Ontario Hydro sued for scrapping bid

In the midst of the turmoil surrounding Ontario Hydro's announcement that it is to shut seven of its nuclear reactors, 47 renewable energy companies have filed a class action lawsuit against the Canadian utility to recover C$250 million in losses. The companies, which filed the suit in July, claim they spent millions of dollars bidding for contracts under the utility's Renewable Energy Technologies (RETs) competition, cancelled abruptly in January (“uåX˜äŠÊ˜·³Ç, March 1997).

Ontario Hydro has reacted sharply to the filing: "We will challenge the class action lawsuit. We'll see them in court. The lawsuit is inappropriate," says John Earl of the government owned utility.

The plaintiff representing bidders involved in the suit is Controltech Engineering of Ontario, a developer of wind projects. Most of the other plaintiffs decline to be identified for fear of commercial intimidation and retribution by Ontario Hydro.

The RETs programme was designed to implement 50-60 MW of independent renewable energy projects in its first round. Ontario Hydro's senior management scrapped the competition just before the winners were to be publicly announced and contracts signed.

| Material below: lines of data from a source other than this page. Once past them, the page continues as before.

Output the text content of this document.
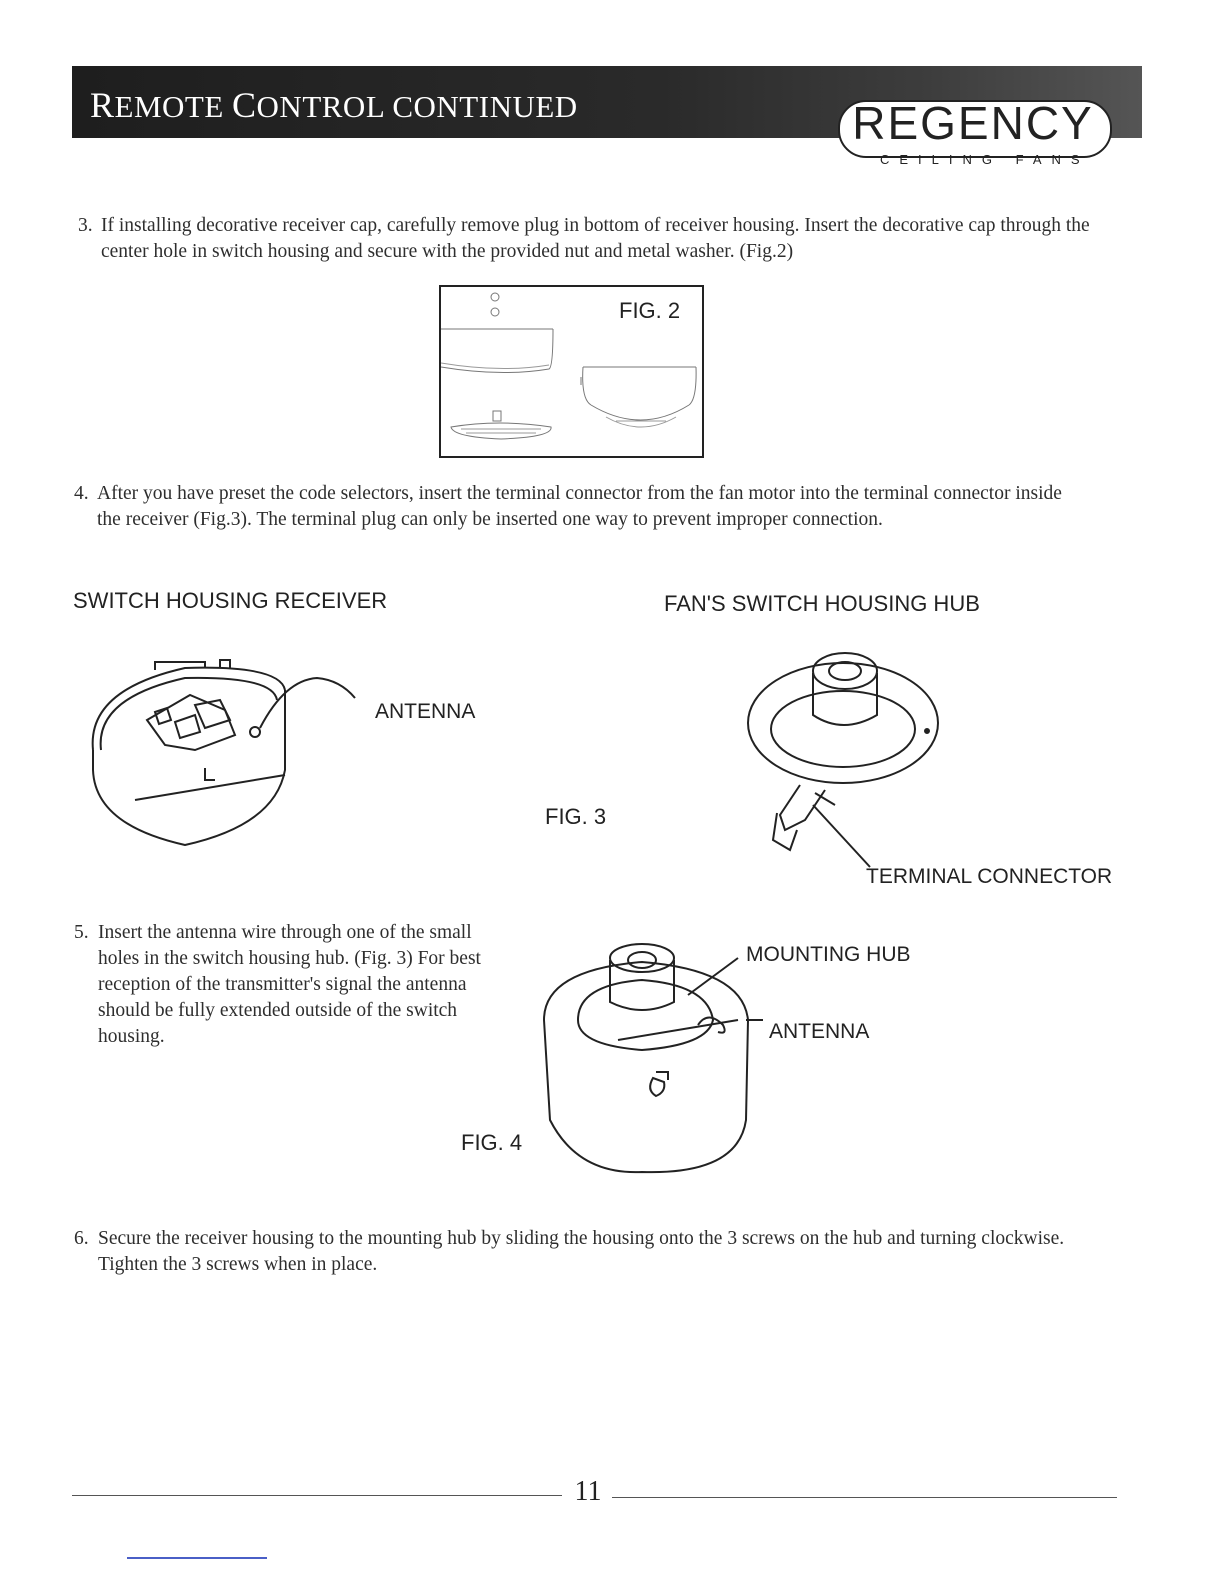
REMOTE CONTROL CONTINUED	REGENCY
CEILING FANS
3. If installing decorative receiver cap, carefully remove plug in bottom of receiver housing. Insert the decorative cap through the center hole in switch housing and secure with the provided nut and metal washer. (Fig.2)
FIG. 2
4. After you have preset the code selectors, insert the terminal connector from the fan motor into the terminal connector inside the receiver (Fig.3). The terminal plug can only be inserted one way to prevent improper connection.
SWITCH HOUSING RECEIVER	FAN'S SWITCH HOUSING HUB
ANTENNA
FIG. 3
TERMINAL CONNECTOR
5. Insert the antenna wire through one of the small holes in the switch housing hub. (Fig. 3) For best reception of the transmitter's signal the antenna should be fully extended outside of the switch housing.
MOUNTING HUB
ANTENNA
FIG. 4
6. Secure the receiver housing to the mounting hub by sliding the housing onto the 3 screws on the hub and turning clockwise. Tighten the 3 screws when in place.
11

Controltech president Ian Baines says his company spent hundreds of thousands of dollars preparing eight wind proposals, of which a 600 kW project was among the ten winning bids. He complains that Hydro "has broken the faith with the private sector companies it once claimed were its partners."

Supporting the legal action are the Independent Power Producers' Society of Ontario and the Canadian Wind Energy Association. CanWEA's Jeff Passmore says the lawsuit is an important step: "In the past, we have been all too ready to jump when Hydro -- or any other big utility -- says jump. At some point, it was inevitable that the industry would stand up and fight," he says.

The RETs court action is expected to proceed from September through the winter. Named personally in the lawsuit are Hydro chair Bill Farlinger, president Al Kupcis, executive vice president John Fox and vice president Rod Taylor.